A denture is a removable replacement for missing teeth and surrounding tissues. Two types of dentures are available — complete and partial dentures. Complete dentures are used when all the teeth are missing, while partial dentures are used when some natural teeth remain.
Complete dentures can be either “conventional” or “immediate.” Made after the teeth have been removed and the gum tissue has begun to heal, a conventional denture is ready for placement in the mouth about eight to 12 weeks after the teeth have been removed.
Unlike conventional dentures, immediate dentures are made in advance and can be positioned as soon as the teeth are removed. As a result, the wearer does not have to be without teeth during the healing period. However, bones and gums shrink over time, especially during the healing period following tooth removal. Therefore a disadvantage of immediate dentures compared with conventional dentures is that they require more adjustments to fit properly during the healing process and generally should only be considered a temporary solution until conventional dentures can be made.
A removable partial denture usually consists of replacement teeth attached to a pink or gum-colored plastic base or by metal framework that holds the denture in place in the mouth. Partial dentures are used when one or more natural teeth remain in the upper or lower jaw.
How to clean dentures
Regardless of what kind of dentures you may have, all dentures need to be cleaned daily, just like regular teeth. Even though dentures are made up of artificial teeth, bacteria, plaque, and tartar still build up on them and can harm existing teeth and gums.

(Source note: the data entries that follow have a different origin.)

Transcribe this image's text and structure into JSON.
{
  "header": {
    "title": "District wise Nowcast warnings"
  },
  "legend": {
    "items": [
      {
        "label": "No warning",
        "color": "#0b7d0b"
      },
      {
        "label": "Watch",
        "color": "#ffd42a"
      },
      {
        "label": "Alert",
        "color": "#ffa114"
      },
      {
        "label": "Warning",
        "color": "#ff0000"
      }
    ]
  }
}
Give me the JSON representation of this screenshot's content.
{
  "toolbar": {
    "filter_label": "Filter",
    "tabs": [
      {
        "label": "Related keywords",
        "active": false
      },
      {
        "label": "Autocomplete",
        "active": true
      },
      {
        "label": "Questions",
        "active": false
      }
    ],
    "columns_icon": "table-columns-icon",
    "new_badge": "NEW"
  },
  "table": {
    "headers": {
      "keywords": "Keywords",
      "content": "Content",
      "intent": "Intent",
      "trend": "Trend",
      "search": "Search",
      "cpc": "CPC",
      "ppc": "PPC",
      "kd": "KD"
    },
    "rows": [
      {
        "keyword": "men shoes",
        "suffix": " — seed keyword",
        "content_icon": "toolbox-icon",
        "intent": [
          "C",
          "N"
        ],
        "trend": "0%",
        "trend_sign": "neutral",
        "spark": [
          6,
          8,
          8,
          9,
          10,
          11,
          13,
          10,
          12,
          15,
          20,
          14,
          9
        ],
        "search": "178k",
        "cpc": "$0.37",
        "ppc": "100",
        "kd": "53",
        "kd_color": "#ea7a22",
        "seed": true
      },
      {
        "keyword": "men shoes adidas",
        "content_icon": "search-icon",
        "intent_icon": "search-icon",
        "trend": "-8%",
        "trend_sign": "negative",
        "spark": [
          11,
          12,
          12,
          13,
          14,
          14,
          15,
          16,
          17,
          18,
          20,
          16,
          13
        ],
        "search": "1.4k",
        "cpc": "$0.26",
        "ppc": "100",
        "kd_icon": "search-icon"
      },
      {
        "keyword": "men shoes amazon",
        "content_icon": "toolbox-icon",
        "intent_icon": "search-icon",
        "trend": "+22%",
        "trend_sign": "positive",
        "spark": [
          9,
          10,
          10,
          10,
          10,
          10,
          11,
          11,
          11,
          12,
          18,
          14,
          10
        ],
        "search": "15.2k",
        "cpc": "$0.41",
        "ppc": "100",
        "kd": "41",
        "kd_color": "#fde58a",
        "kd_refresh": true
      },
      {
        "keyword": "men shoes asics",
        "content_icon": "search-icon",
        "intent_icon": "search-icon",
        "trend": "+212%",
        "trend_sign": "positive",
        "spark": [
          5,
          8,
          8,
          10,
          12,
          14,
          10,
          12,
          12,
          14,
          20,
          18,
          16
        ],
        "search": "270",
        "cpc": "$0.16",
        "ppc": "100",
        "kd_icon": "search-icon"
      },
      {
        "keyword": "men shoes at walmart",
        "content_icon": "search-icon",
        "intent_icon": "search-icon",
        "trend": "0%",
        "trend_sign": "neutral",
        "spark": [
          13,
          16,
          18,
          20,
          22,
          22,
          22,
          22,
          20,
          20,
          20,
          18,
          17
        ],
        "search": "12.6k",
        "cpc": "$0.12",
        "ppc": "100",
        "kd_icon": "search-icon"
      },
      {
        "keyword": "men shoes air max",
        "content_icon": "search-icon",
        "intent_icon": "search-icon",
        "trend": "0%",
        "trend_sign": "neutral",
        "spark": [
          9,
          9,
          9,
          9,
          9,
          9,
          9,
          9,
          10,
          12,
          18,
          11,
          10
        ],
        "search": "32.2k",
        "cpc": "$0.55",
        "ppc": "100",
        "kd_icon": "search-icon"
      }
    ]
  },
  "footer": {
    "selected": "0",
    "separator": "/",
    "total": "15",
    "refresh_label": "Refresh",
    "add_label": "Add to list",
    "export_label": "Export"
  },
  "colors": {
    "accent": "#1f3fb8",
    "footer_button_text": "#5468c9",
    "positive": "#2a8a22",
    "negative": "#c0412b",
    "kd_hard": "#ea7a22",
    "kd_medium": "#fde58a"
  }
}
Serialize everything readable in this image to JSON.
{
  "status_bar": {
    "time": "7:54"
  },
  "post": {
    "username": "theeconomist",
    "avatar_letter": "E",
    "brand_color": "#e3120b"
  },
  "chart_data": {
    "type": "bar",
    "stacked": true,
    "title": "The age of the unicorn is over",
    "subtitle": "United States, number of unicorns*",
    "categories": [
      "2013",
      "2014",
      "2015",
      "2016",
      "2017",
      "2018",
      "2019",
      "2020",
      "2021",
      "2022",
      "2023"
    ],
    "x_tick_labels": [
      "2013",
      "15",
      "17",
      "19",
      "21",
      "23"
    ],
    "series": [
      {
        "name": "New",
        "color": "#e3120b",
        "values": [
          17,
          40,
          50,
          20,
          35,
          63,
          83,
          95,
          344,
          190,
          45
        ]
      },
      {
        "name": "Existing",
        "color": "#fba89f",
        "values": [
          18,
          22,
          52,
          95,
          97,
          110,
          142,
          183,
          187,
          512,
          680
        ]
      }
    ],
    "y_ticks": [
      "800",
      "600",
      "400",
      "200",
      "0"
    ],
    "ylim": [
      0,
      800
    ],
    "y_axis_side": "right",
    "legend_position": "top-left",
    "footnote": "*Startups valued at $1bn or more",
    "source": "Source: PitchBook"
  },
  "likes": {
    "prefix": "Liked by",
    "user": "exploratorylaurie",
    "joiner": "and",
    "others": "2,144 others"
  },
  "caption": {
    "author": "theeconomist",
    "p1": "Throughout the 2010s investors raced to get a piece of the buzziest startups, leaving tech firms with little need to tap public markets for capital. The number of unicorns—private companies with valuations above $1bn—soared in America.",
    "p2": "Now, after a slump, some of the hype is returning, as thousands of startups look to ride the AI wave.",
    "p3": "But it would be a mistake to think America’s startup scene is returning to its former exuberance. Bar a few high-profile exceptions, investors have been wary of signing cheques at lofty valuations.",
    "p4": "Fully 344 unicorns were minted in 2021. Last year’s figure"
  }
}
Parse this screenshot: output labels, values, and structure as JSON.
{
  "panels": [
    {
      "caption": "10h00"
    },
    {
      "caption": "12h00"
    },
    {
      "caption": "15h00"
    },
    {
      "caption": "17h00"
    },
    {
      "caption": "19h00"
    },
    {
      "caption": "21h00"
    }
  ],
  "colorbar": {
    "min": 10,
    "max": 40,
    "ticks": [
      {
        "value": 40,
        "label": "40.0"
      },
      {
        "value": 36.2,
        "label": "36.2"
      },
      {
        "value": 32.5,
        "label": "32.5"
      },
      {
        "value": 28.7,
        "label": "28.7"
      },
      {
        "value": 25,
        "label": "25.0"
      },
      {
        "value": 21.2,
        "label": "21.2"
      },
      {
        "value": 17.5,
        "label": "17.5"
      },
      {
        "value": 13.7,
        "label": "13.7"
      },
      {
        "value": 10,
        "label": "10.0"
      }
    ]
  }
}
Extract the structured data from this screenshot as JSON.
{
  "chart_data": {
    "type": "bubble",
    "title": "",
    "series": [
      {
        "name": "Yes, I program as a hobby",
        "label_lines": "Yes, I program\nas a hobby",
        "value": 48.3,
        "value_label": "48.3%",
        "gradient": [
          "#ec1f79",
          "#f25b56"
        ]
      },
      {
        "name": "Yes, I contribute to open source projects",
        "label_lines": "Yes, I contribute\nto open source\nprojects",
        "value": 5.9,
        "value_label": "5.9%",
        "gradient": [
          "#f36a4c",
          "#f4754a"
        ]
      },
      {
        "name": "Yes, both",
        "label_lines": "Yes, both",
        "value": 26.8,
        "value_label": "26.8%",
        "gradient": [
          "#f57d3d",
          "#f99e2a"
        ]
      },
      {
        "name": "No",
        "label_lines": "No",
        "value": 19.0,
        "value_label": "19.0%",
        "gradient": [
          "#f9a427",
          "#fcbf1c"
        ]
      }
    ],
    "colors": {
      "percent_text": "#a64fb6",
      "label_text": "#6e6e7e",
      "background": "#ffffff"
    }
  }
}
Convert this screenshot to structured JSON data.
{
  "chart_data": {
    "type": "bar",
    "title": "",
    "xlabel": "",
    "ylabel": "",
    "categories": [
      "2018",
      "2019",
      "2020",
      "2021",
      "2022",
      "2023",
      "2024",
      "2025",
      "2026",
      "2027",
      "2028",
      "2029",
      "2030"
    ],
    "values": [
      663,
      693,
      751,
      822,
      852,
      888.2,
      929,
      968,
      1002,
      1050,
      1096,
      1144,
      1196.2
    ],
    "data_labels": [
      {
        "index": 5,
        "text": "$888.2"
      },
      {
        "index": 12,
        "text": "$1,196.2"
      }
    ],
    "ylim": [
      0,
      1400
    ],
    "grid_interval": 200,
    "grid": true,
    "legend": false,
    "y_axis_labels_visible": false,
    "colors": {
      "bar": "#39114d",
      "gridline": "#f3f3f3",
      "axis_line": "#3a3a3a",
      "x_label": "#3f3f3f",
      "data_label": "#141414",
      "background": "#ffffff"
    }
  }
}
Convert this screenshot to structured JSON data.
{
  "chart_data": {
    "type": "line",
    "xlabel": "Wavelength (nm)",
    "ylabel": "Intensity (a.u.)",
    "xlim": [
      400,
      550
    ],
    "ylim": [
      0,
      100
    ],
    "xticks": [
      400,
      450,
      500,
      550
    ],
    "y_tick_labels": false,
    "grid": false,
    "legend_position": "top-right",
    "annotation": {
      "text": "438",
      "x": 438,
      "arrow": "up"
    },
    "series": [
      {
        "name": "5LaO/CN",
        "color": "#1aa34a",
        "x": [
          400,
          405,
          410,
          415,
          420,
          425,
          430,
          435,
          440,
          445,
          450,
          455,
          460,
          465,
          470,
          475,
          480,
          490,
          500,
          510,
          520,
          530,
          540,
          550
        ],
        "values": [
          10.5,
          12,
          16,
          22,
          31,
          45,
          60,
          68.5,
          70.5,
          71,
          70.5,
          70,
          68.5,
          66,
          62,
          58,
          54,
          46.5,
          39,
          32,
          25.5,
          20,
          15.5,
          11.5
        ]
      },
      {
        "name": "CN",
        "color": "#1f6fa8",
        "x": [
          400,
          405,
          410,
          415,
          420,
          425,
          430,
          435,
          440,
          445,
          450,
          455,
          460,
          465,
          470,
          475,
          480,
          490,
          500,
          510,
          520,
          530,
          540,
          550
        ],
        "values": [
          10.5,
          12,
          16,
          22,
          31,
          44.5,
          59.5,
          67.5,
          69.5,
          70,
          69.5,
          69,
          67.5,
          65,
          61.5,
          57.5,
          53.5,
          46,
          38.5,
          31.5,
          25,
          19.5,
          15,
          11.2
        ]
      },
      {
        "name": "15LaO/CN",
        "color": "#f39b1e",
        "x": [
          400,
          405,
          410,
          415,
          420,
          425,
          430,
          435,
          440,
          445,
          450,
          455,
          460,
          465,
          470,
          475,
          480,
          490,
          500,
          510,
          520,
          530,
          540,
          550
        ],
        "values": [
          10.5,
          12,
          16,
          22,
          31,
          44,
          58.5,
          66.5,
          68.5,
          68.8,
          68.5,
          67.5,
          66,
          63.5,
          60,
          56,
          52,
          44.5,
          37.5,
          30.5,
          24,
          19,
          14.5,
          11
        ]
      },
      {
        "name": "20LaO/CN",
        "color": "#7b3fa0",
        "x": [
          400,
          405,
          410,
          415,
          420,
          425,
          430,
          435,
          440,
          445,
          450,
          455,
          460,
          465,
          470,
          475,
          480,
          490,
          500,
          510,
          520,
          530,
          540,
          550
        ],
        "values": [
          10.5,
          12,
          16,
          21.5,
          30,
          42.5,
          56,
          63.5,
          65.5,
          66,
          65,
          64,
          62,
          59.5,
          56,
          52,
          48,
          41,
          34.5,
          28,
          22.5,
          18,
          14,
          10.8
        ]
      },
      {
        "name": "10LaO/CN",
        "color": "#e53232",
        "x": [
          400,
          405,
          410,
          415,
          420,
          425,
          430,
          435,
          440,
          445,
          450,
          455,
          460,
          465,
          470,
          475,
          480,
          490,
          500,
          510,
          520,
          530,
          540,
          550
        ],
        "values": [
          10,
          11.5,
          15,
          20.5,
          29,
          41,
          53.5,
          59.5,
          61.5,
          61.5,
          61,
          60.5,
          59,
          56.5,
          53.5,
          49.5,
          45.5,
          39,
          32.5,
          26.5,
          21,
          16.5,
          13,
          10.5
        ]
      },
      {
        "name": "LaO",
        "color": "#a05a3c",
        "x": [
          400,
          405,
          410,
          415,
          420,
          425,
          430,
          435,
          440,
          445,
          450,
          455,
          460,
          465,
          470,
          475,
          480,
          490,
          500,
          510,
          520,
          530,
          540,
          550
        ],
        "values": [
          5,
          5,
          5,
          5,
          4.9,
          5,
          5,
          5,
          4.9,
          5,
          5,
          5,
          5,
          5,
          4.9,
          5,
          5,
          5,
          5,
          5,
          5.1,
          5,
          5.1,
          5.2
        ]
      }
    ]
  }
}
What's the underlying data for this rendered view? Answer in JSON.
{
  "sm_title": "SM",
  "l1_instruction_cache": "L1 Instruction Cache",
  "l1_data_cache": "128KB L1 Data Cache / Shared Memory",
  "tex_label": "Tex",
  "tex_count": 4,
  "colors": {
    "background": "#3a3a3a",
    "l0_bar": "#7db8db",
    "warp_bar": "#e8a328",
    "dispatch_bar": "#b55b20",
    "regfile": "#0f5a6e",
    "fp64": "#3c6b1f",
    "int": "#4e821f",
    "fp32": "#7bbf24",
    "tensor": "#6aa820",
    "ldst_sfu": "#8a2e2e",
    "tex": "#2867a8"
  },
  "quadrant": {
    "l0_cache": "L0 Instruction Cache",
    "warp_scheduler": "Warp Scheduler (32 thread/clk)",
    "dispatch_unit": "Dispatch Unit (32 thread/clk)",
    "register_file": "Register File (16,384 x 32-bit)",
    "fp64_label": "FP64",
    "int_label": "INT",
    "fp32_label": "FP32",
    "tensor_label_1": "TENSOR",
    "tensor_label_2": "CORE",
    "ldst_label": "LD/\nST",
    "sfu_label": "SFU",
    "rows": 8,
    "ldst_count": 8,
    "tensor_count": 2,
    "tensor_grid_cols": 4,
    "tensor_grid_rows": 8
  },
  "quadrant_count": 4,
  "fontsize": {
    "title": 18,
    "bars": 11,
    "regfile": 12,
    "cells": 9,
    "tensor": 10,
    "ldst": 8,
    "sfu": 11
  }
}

To clean your dentures, take them out of your mouth and run clean water over them to dislodge any food particles that may be stuck between teeth, along the gum line, or underneath the structure. Then brush the dentures all over with a denture brush or very soft toothbrush using a mild soap or denture cleaner. Be sure not to use any other cleaners, regular toothpaste, or electric toothbrushes as these are all too abrasive and can damage and wear away the denture materials. After cleaning, make sure to rinse them well.
While your dentures are out of your mouth, be sure to clean your gums and any natural teeth with a very soft and wet toothbrush and fluoridated toothpaste if needed. If your toothbrush is too harsh, wrap your finger in a wet, soft washcloth and gently rub your gums, making sure to cover all surfaces.